Don't forget those difficult areas between the tines of forks, the inside-bottoms of glasses, and the outsides of saucepans.
Please, man, don't expect brownie points just for doing the washing up; this is the least that woman hopes for in a relationship. She will, however, be mildly impressed if you dry everything and put it all away. In the right places. And wipe the sides down with a clean cloth. And make her a nice cup of coffee. And how about fixing that plug she's been asking you to look at for weeks, while you're at it?
Scenario B is a damn good argument for purchase of a dishwasher, and the technique adopted by most men in order to get out of cooking.

I'm just waiting for D to post a comment on this...
*snigger*
pix · September 23, 2003 09:32I've always thought that the big problem with the "one person cooks, other person washes up" strategy was that it encourages the cooker to have no regard for economy of utensil use.
But I'm not sure men are worse than this than women. I remember a quote that struck a chord with me from that bloke who used to write about his crazy girlfriend (his site has now moved so i can't find a URL, but I've find the quote elsewhere - excuse me if I quote it...):
"Now, the thing is, if you're an English male, what you do when you leave home is go to the shop nearest to your new place, buy a Pot Noodle (Chicken and Mushroom), feast on its delights slumped on the sofa in front of the TV, swill out the plastic carton it came in, then use this carton for all your subsequent meals until you get married.
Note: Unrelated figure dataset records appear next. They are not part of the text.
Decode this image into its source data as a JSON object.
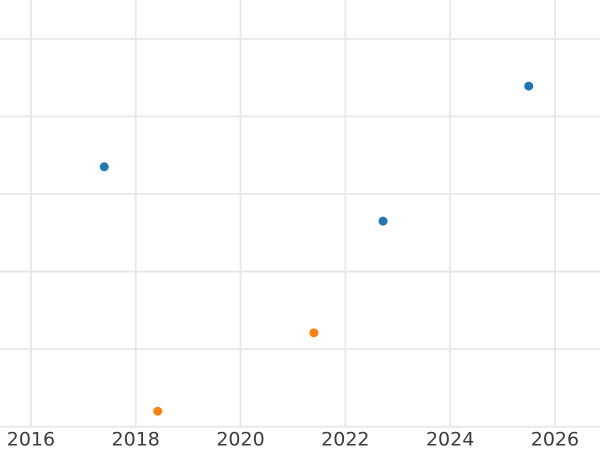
{
  "chart_data": {
    "type": "scatter",
    "title": "",
    "xlabel": "",
    "ylabel": "",
    "x_ticks": [
      2016,
      2018,
      2020,
      2022,
      2024,
      2026
    ],
    "x_tick_labels": [
      "2016",
      "2018",
      "2020",
      "2022",
      "2024",
      "2026"
    ],
    "xlim": [
      2015.41,
      2026.86
    ],
    "ylim": [
      -0.3,
      5.5
    ],
    "y_gridlines": [
      0,
      1,
      2,
      3,
      4,
      5
    ],
    "y_tick_labels_visible": false,
    "y_units": "unlabeled-gridline-units",
    "grid": true,
    "legend_position": "none",
    "series": [
      {
        "name": "blue-series",
        "color": "#1f77b4",
        "points": [
          {
            "x": 2017.4,
            "y": 3.35
          },
          {
            "x": 2022.72,
            "y": 2.65
          },
          {
            "x": 2025.5,
            "y": 4.39
          }
        ]
      },
      {
        "name": "orange-series",
        "color": "#ff7f0e",
        "points": [
          {
            "x": 2018.42,
            "y": 0.2
          },
          {
            "x": 2021.4,
            "y": 1.21
          }
        ]
      }
    ]
  },
  "style": {
    "background_color": "#ffffff",
    "gridline_color": "#e7e7e7",
    "tick_label_color": "#3d3d3d",
    "tick_font_size": 19,
    "point_radius": 4.5,
    "gridline_width": 1.8
  }
}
There's a beauty of economy to it. Thus, when I cook a meal for four, the aftermath left in the sink as I carry the gently steaming plates to the table is a single saucepan and, if I've pulled out the all stops to dazzle visiting Royalty, perhaps a spoon".
But what's the alternative? Take it in turns to both cook and clear up? Never going to happen... Dishwasher purchase is therefore absolutely the way forward.
Iain · September 23, 2003 10:05Fitting with our usual theme of being utterly nauseating as a couple, Pete and I have established a co-cooking, co-clearing up routine. But we only see each other at weekends, so perhaps it would deteriorate if we lived together in real life.
And then I would flutter my eyelashes at him, and he would buy me a dishwasher...
Karen · September 23, 2003 10:07I can't actually load my own blog this morning, and now I find that I don't need to.
Trust you and Kate to gang up on me.
Mark · September 23, 2003 10:14Considering that our new flat will have a dishwasher I'm wondering if the cooking/washing arrangement will still stand or if suddenly I'll be expected to cook as well...
D · September 23, 2003 10:53Iain, it was Mil Millington's "things my girlfriend and I have argued about" and it's now situated on this page (and it's easier to do a search for "noodle", which takes you straight to it on this page). Enjoy.
lyle · September 23, 2003 11:04Just don't buy the book, its crap.
D · September 23, 2003 11:10I'm gooing to print this out, laminate it, and stick it in my kitchen.
pinky · September 23, 2003 13:19I don't have a partner, but I do have kids *grin*
I'm afraid to say that you, Kate and Krissa have inspired me sufficiently to commence a second series. Apologies to all.